Greetings Venerable Masters and Dear Friends,

With a 'large' text file (HTML) edit requiring about 500 - 600 text-edits (deletions) (below) ... it takes 10 + seconds to execute and longer over LANs.

My only question thus: Is there a faster way to make 500 text deletions to a large-text file Or, how might you consider doing multiple edits with large text files

Thanks in advance for any comments, thoughts, rebukes, etc.



*-- (3b) Delete redundant (non-Print) entries && TAKES 8 LONG SECONDS

LOCAL lNo,lDeleteReference,lTempBody,lMidPosition,lStartPosition,lEndPosition,lExtracted

lNo = 1

lDeleteReference = [')"></A></div>] && lDeleteReference = [href=fn_DPW('29262')"></A></div>]

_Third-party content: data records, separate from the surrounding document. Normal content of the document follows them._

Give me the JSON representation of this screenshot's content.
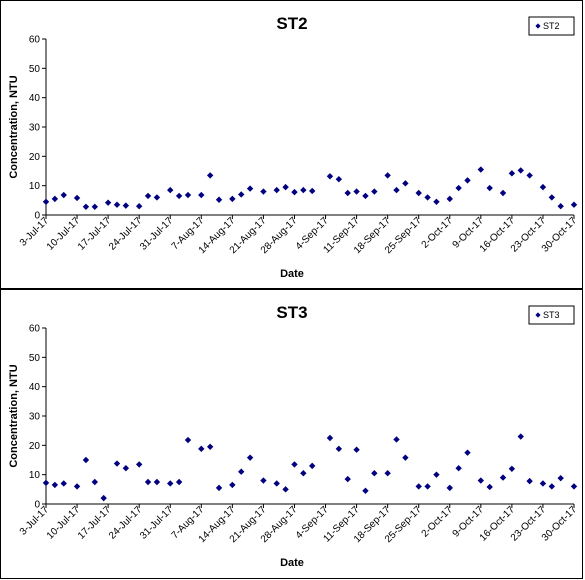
{
  "chart_data": [
    {
      "type": "scatter",
      "title": "ST2",
      "xlabel": "Date",
      "ylabel": "Concentration, NTU",
      "ylim": [
        0,
        60
      ],
      "yticks": [
        "0",
        "10",
        "20",
        "30",
        "40",
        "50",
        "60"
      ],
      "xlim": [
        "2017-07-03",
        "2017-10-30"
      ],
      "xticks": [
        "3-Jul-17",
        "10-Jul-17",
        "17-Jul-17",
        "24-Jul-17",
        "31-Jul-17",
        "7-Aug-17",
        "14-Aug-17",
        "21-Aug-17",
        "28-Aug-17",
        "4-Sep-17",
        "11-Sep-17",
        "18-Sep-17",
        "25-Sep-17",
        "2-Oct-17",
        "9-Oct-17",
        "16-Oct-17",
        "23-Oct-17",
        "30-Oct-17"
      ],
      "grid": false,
      "legend_position": "top-right",
      "color": "#000080",
      "series": [
        {
          "name": "ST2",
          "points": [
            [
              "2017-07-03",
              4.5
            ],
            [
              "2017-07-05",
              5.5
            ],
            [
              "2017-07-07",
              6.8
            ],
            [
              "2017-07-10",
              5.8
            ],
            [
              "2017-07-12",
              2.8
            ],
            [
              "2017-07-14",
              2.8
            ],
            [
              "2017-07-17",
              4.2
            ],
            [
              "2017-07-19",
              3.5
            ],
            [
              "2017-07-21",
              3.2
            ],
            [
              "2017-07-24",
              3.0
            ],
            [
              "2017-07-26",
              6.5
            ],
            [
              "2017-07-28",
              6.0
            ],
            [
              "2017-07-31",
              8.5
            ],
            [
              "2017-08-02",
              6.5
            ],
            [
              "2017-08-04",
              6.8
            ],
            [
              "2017-08-07",
              6.8
            ],
            [
              "2017-08-09",
              13.5
            ],
            [
              "2017-08-11",
              5.2
            ],
            [
              "2017-08-14",
              5.5
            ],
            [
              "2017-08-16",
              7.0
            ],
            [
              "2017-08-18",
              9.0
            ],
            [
              "2017-08-21",
              8.0
            ],
            [
              "2017-08-24",
              8.5
            ],
            [
              "2017-08-26",
              9.5
            ],
            [
              "2017-08-28",
              7.8
            ],
            [
              "2017-08-30",
              8.5
            ],
            [
              "2017-09-01",
              8.2
            ],
            [
              "2017-09-05",
              13.2
            ],
            [
              "2017-09-07",
              12.2
            ],
            [
              "2017-09-09",
              7.5
            ],
            [
              "2017-09-11",
              8.0
            ],
            [
              "2017-09-13",
              6.5
            ],
            [
              "2017-09-15",
              8.0
            ],
            [
              "2017-09-18",
              13.5
            ],
            [
              "2017-09-20",
              8.5
            ],
            [
              "2017-09-22",
              10.8
            ],
            [
              "2017-09-25",
              7.5
            ],
            [
              "2017-09-27",
              6.0
            ],
            [
              "2017-09-29",
              4.5
            ],
            [
              "2017-10-02",
              5.5
            ],
            [
              "2017-10-04",
              9.2
            ],
            [
              "2017-10-06",
              11.8
            ],
            [
              "2017-10-09",
              15.5
            ],
            [
              "2017-10-11",
              9.2
            ],
            [
              "2017-10-14",
              7.5
            ],
            [
              "2017-10-16",
              14.2
            ],
            [
              "2017-10-18",
              15.2
            ],
            [
              "2017-10-20",
              13.5
            ],
            [
              "2017-10-23",
              9.5
            ],
            [
              "2017-10-25",
              6.0
            ],
            [
              "2017-10-27",
              3.0
            ],
            [
              "2017-10-30",
              3.5
            ]
          ]
        }
      ]
    },
    {
      "type": "scatter",
      "title": "ST3",
      "xlabel": "Date",
      "ylabel": "Concentration, NTU",
      "ylim": [
        0,
        60
      ],
      "yticks": [
        "0",
        "10",
        "20",
        "30",
        "40",
        "50",
        "60"
      ],
      "xlim": [
        "2017-07-03",
        "2017-10-30"
      ],
      "xticks": [
        "3-Jul-17",
        "10-Jul-17",
        "17-Jul-17",
        "24-Jul-17",
        "31-Jul-17",
        "7-Aug-17",
        "14-Aug-17",
        "21-Aug-17",
        "28-Aug-17",
        "4-Sep-17",
        "11-Sep-17",
        "18-Sep-17",
        "25-Sep-17",
        "2-Oct-17",
        "9-Oct-17",
        "16-Oct-17",
        "23-Oct-17",
        "30-Oct-17"
      ],
      "grid": false,
      "legend_position": "top-right",
      "color": "#000080",
      "series": [
        {
          "name": "ST3",
          "points": [
            [
              "2017-07-03",
              7.2
            ],
            [
              "2017-07-05",
              6.5
            ],
            [
              "2017-07-07",
              7.0
            ],
            [
              "2017-07-10",
              6.0
            ],
            [
              "2017-07-12",
              15.0
            ],
            [
              "2017-07-14",
              7.5
            ],
            [
              "2017-07-16",
              2.0
            ],
            [
              "2017-07-19",
              13.8
            ],
            [
              "2017-07-21",
              12.2
            ],
            [
              "2017-07-24",
              13.5
            ],
            [
              "2017-07-26",
              7.5
            ],
            [
              "2017-07-28",
              7.5
            ],
            [
              "2017-07-31",
              7.0
            ],
            [
              "2017-08-02",
              7.5
            ],
            [
              "2017-08-04",
              21.8
            ],
            [
              "2017-08-07",
              18.8
            ],
            [
              "2017-08-09",
              19.5
            ],
            [
              "2017-08-11",
              5.5
            ],
            [
              "2017-08-14",
              6.5
            ],
            [
              "2017-08-16",
              11.0
            ],
            [
              "2017-08-18",
              15.8
            ],
            [
              "2017-08-21",
              8.0
            ],
            [
              "2017-08-24",
              7.0
            ],
            [
              "2017-08-26",
              5.0
            ],
            [
              "2017-08-28",
              13.5
            ],
            [
              "2017-08-30",
              10.5
            ],
            [
              "2017-09-01",
              13.0
            ],
            [
              "2017-09-05",
              22.5
            ],
            [
              "2017-09-07",
              18.8
            ],
            [
              "2017-09-09",
              8.5
            ],
            [
              "2017-09-11",
              18.5
            ],
            [
              "2017-09-13",
              4.5
            ],
            [
              "2017-09-15",
              10.5
            ],
            [
              "2017-09-18",
              10.5
            ],
            [
              "2017-09-20",
              22.0
            ],
            [
              "2017-09-22",
              15.8
            ],
            [
              "2017-09-25",
              6.0
            ],
            [
              "2017-09-27",
              6.0
            ],
            [
              "2017-09-29",
              10.0
            ],
            [
              "2017-10-02",
              5.5
            ],
            [
              "2017-10-04",
              12.2
            ],
            [
              "2017-10-06",
              17.5
            ],
            [
              "2017-10-09",
              8.0
            ],
            [
              "2017-10-11",
              5.8
            ],
            [
              "2017-10-14",
              9.0
            ],
            [
              "2017-10-16",
              12.0
            ],
            [
              "2017-10-18",
              23.0
            ],
            [
              "2017-10-20",
              7.8
            ],
            [
              "2017-10-23",
              7.0
            ],
            [
              "2017-10-25",
              6.0
            ],
            [
              "2017-10-27",
              8.8
            ],
            [
              "2017-10-30",
              6.0
            ]
          ]
        }
      ]
    }
  ]
}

DO WHILE ATC(lDeleteReference,lHTMLtext) > 0

WAIT WINDOW NOWAIT "Calendar Adjustment ... " + ALLTRIM(STR(lNo))

lTempBody = lHTMLtext

lMidPosition = ATC(lDeleteReference,lTempBody)

lEndPosition = lMidPosition + LEN(lDeleteReference)

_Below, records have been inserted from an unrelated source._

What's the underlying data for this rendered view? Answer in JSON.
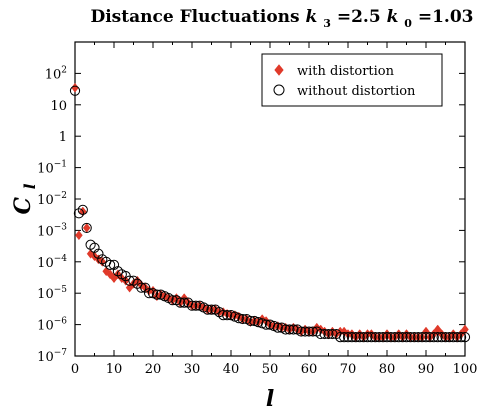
{
  "chart_data": {
    "type": "scatter",
    "title": {
      "prefix": "Distance Fluctuations ",
      "k3_var": "k",
      "k3_sub": "3",
      "k3_val": "=2.5 ",
      "k0_var": "k",
      "k0_sub": "0",
      "k0_val": "=1.03"
    },
    "xlabel": "l",
    "ylabel": {
      "main": "C",
      "sub": "l"
    },
    "xlim": [
      0,
      100
    ],
    "ylim_log10": [
      -7,
      3
    ],
    "y_scale": "log",
    "grid": false,
    "legend_position": "top-right",
    "x_ticks": [
      "0",
      "10",
      "20",
      "30",
      "40",
      "50",
      "60",
      "70",
      "80",
      "90",
      "100"
    ],
    "y_ticks": [
      {
        "value": 100,
        "base": "10",
        "exp": "2"
      },
      {
        "value": 10,
        "base": "10",
        "exp": ""
      },
      {
        "value": 1,
        "base": "1",
        "exp": ""
      },
      {
        "value": 0.1,
        "base": "10",
        "exp": "−1"
      },
      {
        "value": 0.01,
        "base": "10",
        "exp": "−2"
      },
      {
        "value": 0.001,
        "base": "10",
        "exp": "−3"
      },
      {
        "value": 0.0001,
        "base": "10",
        "exp": "−4"
      },
      {
        "value": 1e-05,
        "base": "10",
        "exp": "−5"
      },
      {
        "value": 1e-06,
        "base": "10",
        "exp": "−6"
      },
      {
        "value": 1e-07,
        "base": "10",
        "exp": "−7"
      }
    ],
    "series": [
      {
        "name": "with distortion",
        "marker": "diamond",
        "color": "#e03a2a",
        "x": [
          0,
          1,
          2,
          3,
          4,
          5,
          6,
          7,
          8,
          9,
          10,
          11,
          12,
          13,
          14,
          15,
          16,
          17,
          18,
          19,
          20,
          21,
          22,
          23,
          24,
          25,
          26,
          27,
          28,
          29,
          30,
          31,
          32,
          33,
          34,
          35,
          36,
          37,
          38,
          39,
          40,
          41,
          42,
          43,
          44,
          45,
          46,
          47,
          48,
          49,
          50,
          51,
          52,
          53,
          54,
          55,
          56,
          57,
          58,
          59,
          60,
          61,
          62,
          63,
          64,
          65,
          66,
          67,
          68,
          69,
          70,
          71,
          72,
          73,
          74,
          75,
          76,
          77,
          78,
          79,
          80,
          81,
          82,
          83,
          84,
          85,
          86,
          87,
          88,
          89,
          90,
          91,
          92,
          93,
          94,
          95,
          96,
          97,
          98,
          99,
          100
        ],
        "y": [
          35,
          0.0007,
          0.004,
          0.0012,
          0.00018,
          0.00015,
          0.00012,
          0.0001,
          5e-05,
          4e-05,
          3e-05,
          4e-05,
          3e-05,
          2.5e-05,
          1.5e-05,
          2e-05,
          2.5e-05,
          1.8e-05,
          1.5e-05,
          1.2e-05,
          1.2e-05,
          8e-06,
          9e-06,
          8e-06,
          7e-06,
          6e-06,
          7e-06,
          5e-06,
          7e-06,
          5e-06,
          4e-06,
          4e-06,
          4e-06,
          3.5e-06,
          3e-06,
          3e-06,
          3e-06,
          2.5e-06,
          2.5e-06,
          2.2e-06,
          2e-06,
          2e-06,
          1.8e-06,
          1.5e-06,
          1.5e-06,
          1.2e-06,
          1.3e-06,
          1.2e-06,
          1.5e-06,
          1.3e-06,
          1e-06,
          9e-07,
          9e-07,
          8e-07,
          8e-07,
          7e-07,
          8e-07,
          7e-07,
          6e-07,
          7e-07,
          6e-07,
          6e-07,
          8e-07,
          7e-07,
          6e-07,
          5e-07,
          6e-07,
          5e-07,
          6e-07,
          6e-07,
          5e-07,
          5e-07,
          4e-07,
          5e-07,
          4e-07,
          5e-07,
          5e-07,
          4e-07,
          4e-07,
          4e-07,
          5e-07,
          4e-07,
          4e-07,
          5e-07,
          4e-07,
          5e-07,
          4e-07,
          4e-07,
          4e-07,
          4e-07,
          6e-07,
          4e-07,
          5e-07,
          7e-07,
          5e-07,
          4e-07,
          4e-07,
          5e-07,
          4e-07,
          5e-07,
          7e-07
        ]
      },
      {
        "name": "without distortion",
        "marker": "circle",
        "color": "#000000",
        "x": [
          0,
          1,
          2,
          3,
          4,
          5,
          6,
          7,
          8,
          9,
          10,
          11,
          12,
          13,
          14,
          15,
          16,
          17,
          18,
          19,
          20,
          21,
          22,
          23,
          24,
          25,
          26,
          27,
          28,
          29,
          30,
          31,
          32,
          33,
          34,
          35,
          36,
          37,
          38,
          39,
          40,
          41,
          42,
          43,
          44,
          45,
          46,
          47,
          48,
          49,
          50,
          51,
          52,
          53,
          54,
          55,
          56,
          57,
          58,
          59,
          60,
          61,
          62,
          63,
          64,
          65,
          66,
          67,
          68,
          69,
          70,
          71,
          72,
          73,
          74,
          75,
          76,
          77,
          78,
          79,
          80,
          81,
          82,
          83,
          84,
          85,
          86,
          87,
          88,
          89,
          90,
          91,
          92,
          93,
          94,
          95,
          96,
          97,
          98,
          99,
          100
        ],
        "y": [
          28,
          0.0035,
          0.0045,
          0.0012,
          0.00035,
          0.00028,
          0.00018,
          0.00012,
          0.0001,
          8e-05,
          8e-05,
          5e-05,
          4e-05,
          3.5e-05,
          2.5e-05,
          2.5e-05,
          2e-05,
          1.5e-05,
          1.5e-05,
          1e-05,
          1e-05,
          9e-06,
          9e-06,
          8e-06,
          7e-06,
          6e-06,
          6e-06,
          5e-06,
          5e-06,
          5e-06,
          4e-06,
          4e-06,
          4e-06,
          3.5e-06,
          3e-06,
          3e-06,
          3e-06,
          2.5e-06,
          2e-06,
          2e-06,
          2e-06,
          1.8e-06,
          1.6e-06,
          1.5e-06,
          1.5e-06,
          1.3e-06,
          1.3e-06,
          1.2e-06,
          1.1e-06,
          1e-06,
          1e-06,
          9e-07,
          8e-07,
          8e-07,
          7e-07,
          7e-07,
          7e-07,
          7e-07,
          6e-07,
          6e-07,
          6e-07,
          6e-07,
          6e-07,
          5e-07,
          5e-07,
          5e-07,
          5e-07,
          5e-07,
          4e-07,
          4e-07,
          4e-07,
          4e-07,
          4e-07,
          4e-07,
          4e-07,
          4e-07,
          4e-07,
          4e-07,
          4e-07,
          4e-07,
          4e-07,
          4e-07,
          4e-07,
          4e-07,
          4e-07,
          4e-07,
          4e-07,
          4e-07,
          4e-07,
          4e-07,
          4e-07,
          4e-07,
          4e-07,
          4e-07,
          4e-07,
          4e-07,
          4e-07,
          4e-07,
          4e-07,
          4e-07,
          4e-07
        ]
      }
    ]
  }
}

lStartPosition = lMidPosition - 170 &&135

lTempStart = RIGHT(lTempBody,LEN(lTempBody) - lStartPosition)

lStartPosition = lStartPosition + ATC([<Div],lTempStart) -1

lTempBody = RIGHT(lTempBody,LEN(lTempBody) - lStartPosition ) && again refined

lExtracted = SUBSTR(lTempBody,1,lEndPosition - lStartPosition - 1)

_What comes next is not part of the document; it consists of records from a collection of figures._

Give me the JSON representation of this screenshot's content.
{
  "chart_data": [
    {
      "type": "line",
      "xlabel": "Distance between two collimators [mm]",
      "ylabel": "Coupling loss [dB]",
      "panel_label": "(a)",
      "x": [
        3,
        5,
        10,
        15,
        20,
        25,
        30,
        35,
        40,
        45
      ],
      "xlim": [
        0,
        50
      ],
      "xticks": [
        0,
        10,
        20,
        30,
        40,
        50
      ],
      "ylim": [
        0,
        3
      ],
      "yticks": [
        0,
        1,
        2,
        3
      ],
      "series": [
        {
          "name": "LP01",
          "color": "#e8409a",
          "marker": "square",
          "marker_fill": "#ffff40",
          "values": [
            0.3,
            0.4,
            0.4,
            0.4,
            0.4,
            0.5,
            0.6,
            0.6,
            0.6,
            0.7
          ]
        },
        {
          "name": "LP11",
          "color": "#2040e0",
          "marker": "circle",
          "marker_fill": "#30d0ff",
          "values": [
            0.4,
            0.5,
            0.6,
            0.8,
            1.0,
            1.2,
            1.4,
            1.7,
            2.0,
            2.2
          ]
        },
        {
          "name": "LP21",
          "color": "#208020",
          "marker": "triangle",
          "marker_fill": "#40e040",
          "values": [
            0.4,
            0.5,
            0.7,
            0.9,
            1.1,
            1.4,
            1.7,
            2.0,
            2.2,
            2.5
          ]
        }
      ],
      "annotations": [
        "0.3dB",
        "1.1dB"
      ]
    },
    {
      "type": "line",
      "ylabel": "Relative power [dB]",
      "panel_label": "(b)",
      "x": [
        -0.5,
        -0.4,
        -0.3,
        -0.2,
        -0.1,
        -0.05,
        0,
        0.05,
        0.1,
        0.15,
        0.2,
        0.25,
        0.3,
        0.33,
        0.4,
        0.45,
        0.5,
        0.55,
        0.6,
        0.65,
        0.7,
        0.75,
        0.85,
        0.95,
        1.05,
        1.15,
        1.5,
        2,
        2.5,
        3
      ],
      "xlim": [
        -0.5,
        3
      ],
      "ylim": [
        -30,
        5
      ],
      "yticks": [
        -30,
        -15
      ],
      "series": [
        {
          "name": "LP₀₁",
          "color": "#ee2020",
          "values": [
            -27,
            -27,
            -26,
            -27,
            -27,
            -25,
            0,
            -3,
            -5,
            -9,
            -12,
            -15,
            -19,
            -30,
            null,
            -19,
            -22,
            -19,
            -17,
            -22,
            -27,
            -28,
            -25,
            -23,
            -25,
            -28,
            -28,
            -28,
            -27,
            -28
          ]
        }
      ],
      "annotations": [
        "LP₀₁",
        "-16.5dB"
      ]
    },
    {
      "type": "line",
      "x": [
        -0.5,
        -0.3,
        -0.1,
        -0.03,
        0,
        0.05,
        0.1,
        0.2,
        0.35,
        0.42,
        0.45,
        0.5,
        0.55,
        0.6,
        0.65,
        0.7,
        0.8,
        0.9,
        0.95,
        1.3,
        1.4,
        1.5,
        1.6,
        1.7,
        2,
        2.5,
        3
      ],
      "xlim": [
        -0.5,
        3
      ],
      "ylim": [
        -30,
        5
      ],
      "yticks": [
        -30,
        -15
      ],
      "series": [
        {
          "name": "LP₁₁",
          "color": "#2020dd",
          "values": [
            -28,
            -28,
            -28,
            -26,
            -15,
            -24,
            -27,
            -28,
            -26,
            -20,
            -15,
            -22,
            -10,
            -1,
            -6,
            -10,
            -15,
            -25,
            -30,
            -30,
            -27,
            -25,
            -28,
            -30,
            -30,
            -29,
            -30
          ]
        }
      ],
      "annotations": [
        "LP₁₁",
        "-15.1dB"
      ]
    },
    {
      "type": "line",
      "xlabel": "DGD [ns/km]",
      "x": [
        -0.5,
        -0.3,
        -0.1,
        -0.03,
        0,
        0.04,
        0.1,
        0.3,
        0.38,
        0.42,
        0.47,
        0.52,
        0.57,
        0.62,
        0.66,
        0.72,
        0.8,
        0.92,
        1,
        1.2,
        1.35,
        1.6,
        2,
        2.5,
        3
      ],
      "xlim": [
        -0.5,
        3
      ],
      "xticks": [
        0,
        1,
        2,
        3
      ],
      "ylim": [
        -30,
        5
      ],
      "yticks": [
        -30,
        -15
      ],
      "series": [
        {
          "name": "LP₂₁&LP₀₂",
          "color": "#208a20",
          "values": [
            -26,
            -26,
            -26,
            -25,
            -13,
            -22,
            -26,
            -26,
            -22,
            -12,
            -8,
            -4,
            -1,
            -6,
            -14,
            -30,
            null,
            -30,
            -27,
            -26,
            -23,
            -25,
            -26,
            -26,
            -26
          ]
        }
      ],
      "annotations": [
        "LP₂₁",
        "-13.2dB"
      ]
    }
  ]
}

lHTMLtext = STRTRAN(lHTMLtext,lExtracted)

lNo = lNo + 1



Re: SUBSTR() STRTRAN() with Large Text Files

Tamar E. Granor

Can't you just use STRTRAN() on the whole thing:

cModified = STRTRAN(cOriginal, cThingsToDelete, "")


Re: SUBSTR() STRTRAN() with Large Text Files


Are you removing all div sections with a tags in it You can do it quicker with DOM or strextract().

Re: SUBSTR() STRTRAN() with Large Text Files


Thanks Tamar, I'll try. (The data is tricky) ...

Re: SUBSTR() STRTRAN() with Large Text Files


Thanks so much Cetin for your thoughtful reply.

I'm removing certain *peculiar* div sections, not all. I'll research/experiment DOM and strextract() and see what becomes.

Re: SUBSTR() STRTRAN() with Large Text Files


You're doing repeated atc on the entire file. The larger the file, the slower it will be because you're basically reading the file roughly the number of apearances devided to 2.

If your search / replace scope is too complicated and you can't use a single strtran, maybe a solution would be to parse the file by reading sections and doing the ATC on that section and writing to a file. One way you can do this is by using lower file IO like fopen, and a series of fgets.
I think this method should be faster than using strextract but probably slower than a single SIMPLE strtran.

Hope you don't need this but still...


Re: SUBSTR() STRTRAN() with Large Text Files


Thank you so much Aleniko for your extremely thoughtful reply,

I've never been comfortable with lower file functions (A.K.A. I'm clueless). Last night, I tried much of what Cetin and Tamar suggested, but to no avail, due to the search / replace complexity of the multiple STRTRANS() ... as you have observed.

As for parsing "sections", that seems promising based on your logic: Multiple ATC()s (..etc.) spread out on 5-10 smaller sections, temp-files (or memo-files) ... to be re-appended ... may speed things up, yes

I'll try to remember to let you know the results, especially if favorable.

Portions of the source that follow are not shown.